Ziemlich genau 7,5 Tage haben wir von Neukaledonien nach Neuseeland gebraucht. Dabei haben wir (leider) 170 l Diesel verballert. Die ersten Tage hatten uns schon davon träumen lasse, mit vollen Tanks in Neuseeland anzukommen. Weit gefehlt! Aber egal. Wir sind gesund und munter gestern Abend um 22 Uhr Ortszeit hier gelandet.

Der Junge hat die letzten 10 cm bis zur rettenden Klüse nicht mehr geschafft. Zum Essen war er leider zu lange in der Sonne gelegen und klebte schon an Deck fest.

Heute Morgen kam zuerst die Biosecurity-Tante an Bord. Unsere Erfahrung mittlerweile: je jünger die Damen sind, umso genauer sind sie. Die Herren der Schöpfung (vor allen Dingen die älteren) sind da eher entspannt und nicht so genau. Wir hatten extra unsere letzten 3 Eier gekocht – im letzten Jahr durften wir sie bei einem  Biosecurity-Herrn älteren Semesters behalten – , aber selbst die hat sie uns weggenommen. Auch die Reste von Bolognese-Sauce, die wir heute Abend mit Spaghetti verspeisen wollten, gingen in den Müllsack. Es sei denn, wir hätten alles sofort aufgefuttert. Das war uns nach dem Frühstück, für das wir kurz vorher schon 5 Eier zu Rührei verarbeitet hatten, einfach zu viel. Rien ne vas plus. Die Unterwasserschiff-Inspektion per Kamera verlief zum Glück gut. Sie konnte nichts finden. Wir hatten ja auch erst vor 3 Wochen alles abgetaucht und geschrubbt. Zoll und Immigration ging dann ratz fatz und ohne Probleme.

Also gelbe Flagge runter und bei der Marina angerufen und nach einem Liegeplatz für einen Monat im Working-Dock gefragt. Sie bieten die Monatsplätze um 1/3 billiger an als wenn man täglich abrechnen würde.
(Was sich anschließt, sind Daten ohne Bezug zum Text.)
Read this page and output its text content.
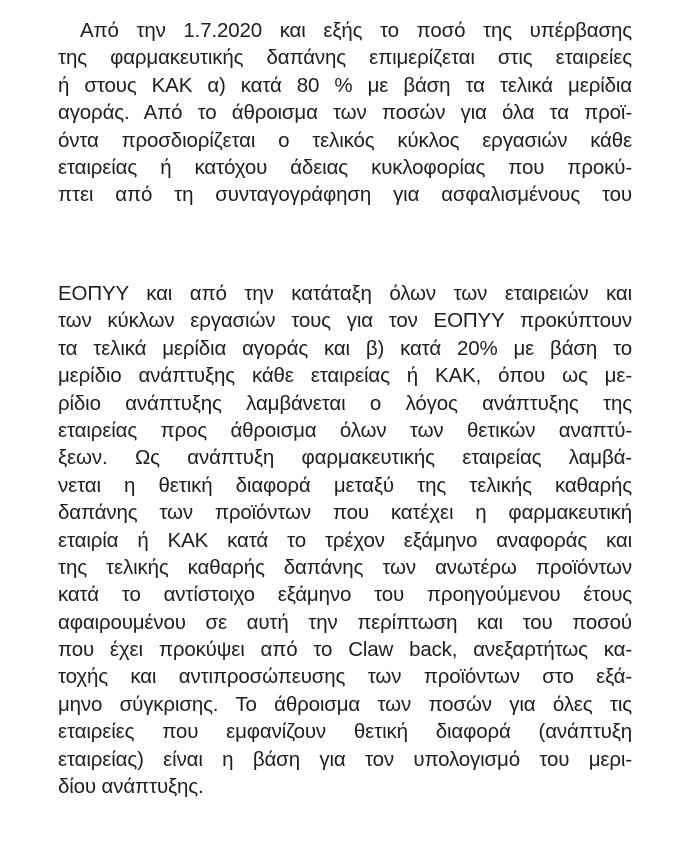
Από την 1.7.2020 και εξής το ποσό της υπέρβασης
της φαρμακευτικής δαπάνης επιμερίζεται στις εταιρείες
ή στους ΚΑΚ α) κατά 80 % με βάση τα τελικά μερίδια
αγοράς. Από το άθροισμα των ποσών για όλα τα προϊ-
όντα προσδιορίζεται ο τελικός κύκλος εργασιών κάθε
εταιρείας ή κατόχου άδειας κυκλοφορίας που προκύ-
πτει από τη συνταγογράφηση για ασφαλισμένους του
ΕΟΠΥΥ και από την κατάταξη όλων των εταιρειών και
των κύκλων εργασιών τους για τον ΕΟΠΥΥ προκύπτουν
τα τελικά μερίδια αγοράς και β) κατά 20% με βάση το
μερίδιο ανάπτυξης κάθε εταιρείας ή ΚΑΚ, όπου ως με-
ρίδιο ανάπτυξης λαμβάνεται ο λόγος ανάπτυξης της
εταιρείας προς άθροισμα όλων των θετικών αναπτύ-
ξεων. Ως ανάπτυξη φαρμακευτικής εταιρείας λαμβά-
νεται η θετική διαφορά μεταξύ της τελικής καθαρής
δαπάνης των προϊόντων που κατέχει η φαρμακευτική
εταιρία ή ΚΑΚ κατά το τρέχον εξάμηνο αναφοράς και
της τελικής καθαρής δαπάνης των ανωτέρω προϊόντων
κατά το αντίστοιχο εξάμηνο του προηγούμενου έτους
αφαιρουμένου σε αυτή την περίπτωση και του ποσού
που έχει προκύψει από το Claw back, ανεξαρτήτως κα-
τοχής και αντιπροσώπευσης των προϊόντων στο εξά-
μηνο σύγκρισης. Το άθροισμα των ποσών για όλες τις
εταιρείες που εμφανίζουν θετική διαφορά (ανάπτυξη
εταιρείας) είναι η βάση για τον υπολογισμό του μερι-
δίου ανάπτυξης.
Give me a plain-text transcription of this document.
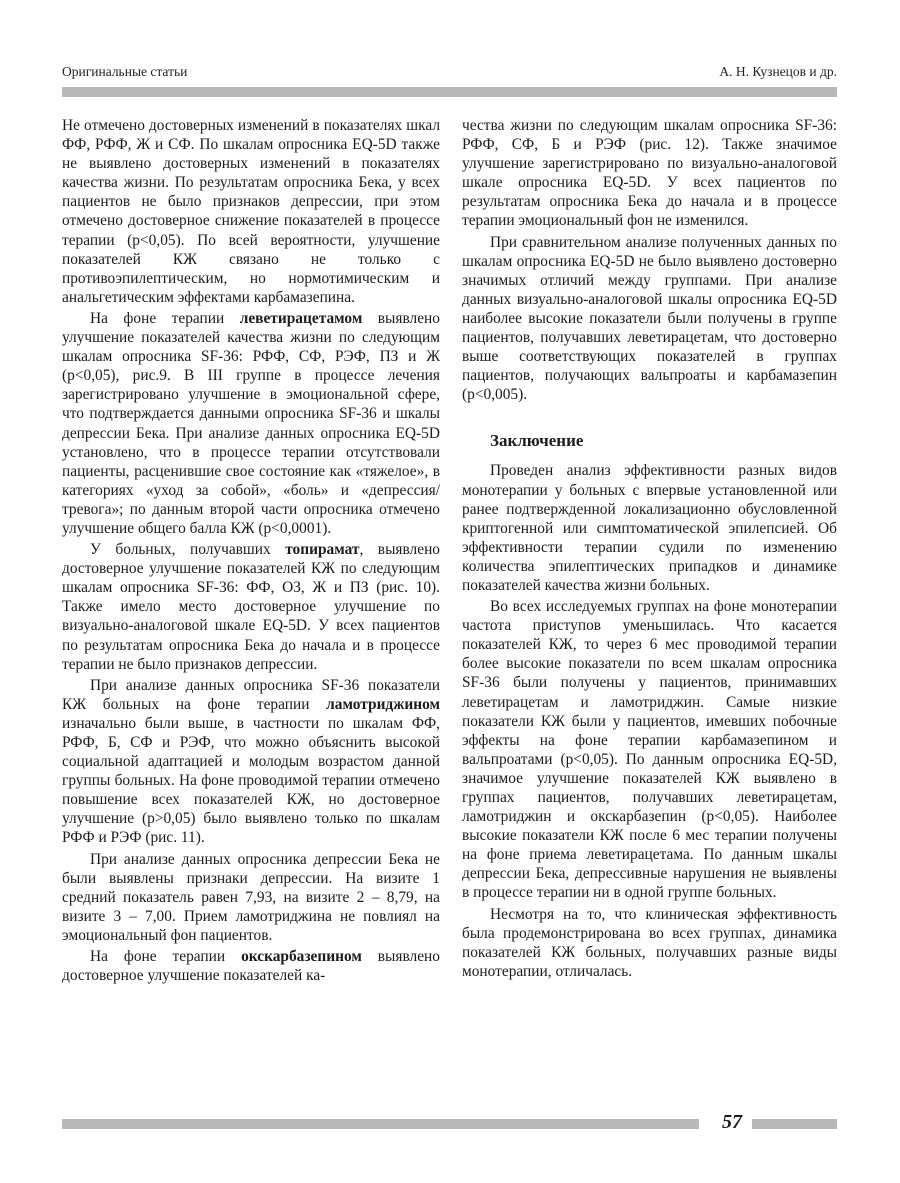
Оригинальные статьи	А. Н. Кузнецов и др.

Не отмечено достоверных изменений в показателях шкал ФФ, РФФ, Ж и СФ. По шкалам опросника EQ-5D также не выявлено достоверных изменений в показателях качества жизни. По результатам опросника Бека, у всех пациентов не было признаков депрессии, при этом отмечено достоверное снижение показателей в процессе терапии (p<0,05). По всей вероятности, улучшение показателей КЖ связано не только с противоэпилептическим, но нормотимическим и анальгетическим эффектами карбамазепина.

На фоне терапии леветирацетамом выявлено улучшение показателей качества жизни по следующим шкалам опросника SF-36: РФФ, СФ, РЭФ, ПЗ и Ж (p<0,05), рис.9. В III группе в процессе лечения зарегистрировано улучшение в эмоциональной сфере, что подтверждается данными опросника SF-36 и шкалы депрессии Бека. При анализе данных опросника EQ-5D установлено, что в процессе терапии отсутствовали пациенты, расценившие свое состояние как «тяжелое», в категориях «уход за собой», «боль» и «депрессия/тревога»; по данным второй части опросника отмечено улучшение общего балла КЖ (p<0,0001).

У больных, получавших топирамат, выявлено достоверное улучшение показателей КЖ по следующим шкалам опросника SF-36: ФФ, ОЗ, Ж и ПЗ (рис. 10). Также имело место достоверное улучшение по визуально-аналоговой шкале EQ-5D. У всех пациентов по результатам опросника Бека до начала и в процессе терапии не было признаков депрессии.

При анализе данных опросника SF-36 показатели КЖ больных на фоне терапии ламотриджином изначально были выше, в частности по шкалам ФФ, РФФ, Б, СФ и РЭФ, что можно объяснить высокой социальной адаптацией и молодым возрастом данной группы больных. На фоне проводимой терапии отмечено повышение всех показателей КЖ, но достоверное улучшение (p>0,05) было выявлено только по шкалам РФФ и РЭФ (рис. 11).

При анализе данных опросника депрессии Бека не были выявлены признаки депрессии. На визите 1 средний показатель равен 7,93, на визите 2 – 8,79, на визите 3 – 7,00. Прием ламотриджина не повлиял на эмоциональный фон пациентов.

На фоне терапии окскарбазепином выявлено достоверное улучшение показателей ка-

чества жизни по следующим шкалам опросника SF-36: РФФ, СФ, Б и РЭФ (рис. 12). Также значимое улучшение зарегистрировано по визуально-аналоговой шкале опросника EQ-5D. У всех пациентов по результатам опросника Бека до начала и в процессе терапии эмоциональный фон не изменился.

При сравнительном анализе полученных данных по шкалам опросника EQ-5D не было выявлено достоверно значимых отличий между группами. При анализе данных визуально-аналоговой шкалы опросника EQ-5D наиболее высокие показатели были получены в группе пациентов, получавших леветирацетам, что достоверно выше соответствующих показателей в группах пациентов, получающих вальпроаты и карбамазепин (p<0,005).

Заключение

Проведен анализ эффективности разных видов монотерапии у больных с впервые установленной или ранее подтвержденной локализационно обусловленной криптогенной или симптоматической эпилепсией. Об эффективности терапии судили по изменению количества эпилептических припадков и динамике показателей качества жизни больных.

Во всех исследуемых группах на фоне монотерапии частота приступов уменьшилась. Что касается показателей КЖ, то через 6 мес проводимой терапии более высокие показатели по всем шкалам опросника SF-36 были получены у пациентов, принимавших леветирацетам и ламотриджин. Самые низкие показатели КЖ были у пациентов, имевших побочные эффекты на фоне терапии карбамазепином и вальпроатами (p<0,05). По данным опросника EQ-5D, значимое улучшение показателей КЖ выявлено в группах пациентов, получавших леветирацетам, ламотриджин и окскарбазепин (p<0,05). Наиболее высокие показатели КЖ после 6 мес терапии получены на фоне приема леветирацетама. По данным шкалы депрессии Бека, депрессивные нарушения не выявлены в процессе терапии ни в одной группе больных.

Несмотря на то, что клиническая эффективность была продемонстрирована во всех группах, динамика показателей КЖ больных, получавших разные виды монотерапии, отличалась.

57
Angeblich alles voll. Höchstens für 3-5 Tage könne an uns was anbieten. Ansonsten wäre in der Marina noch was frei in einer 17 m-Box. Da hier nach Boxenlänge und nicht nach Bootslänge berechnet wird, wäre das erheblich teurer geworden. Nachtigall, ick hör Dir trappsen. Tolle Angebote machen und dann sagen, ist nix frei. Bei unserem Spaziergang übers Gelänge sind wir natürlich auch zum Working-Dock gegangen und siehe da: mindestens 6 Plätze frei. Die müssen alle für Notfälle freigehalten werden. Wer’s glaubt, wird selig. Also hängen wir jetzt wieder am Anker und haben unsere Pläne geändert. Alles, was wir am Ankerplatz mithilfe des Generators arbeiten können, wird  halt da gemacht. Und alles andere müssen wir dann eben erledigen, wenn wir im März an Land stehen.

Für morgen früh haben wir uns ein kleines Auto bestellt und werden erst einmal nach Kerikeri düsen und einkaufen. Wir hoffen, dass die Avocado-Plantage auf dem Weg schon offen hat und wir endlich mal wieder ein paar schöne und günstige Avocados kaufen können.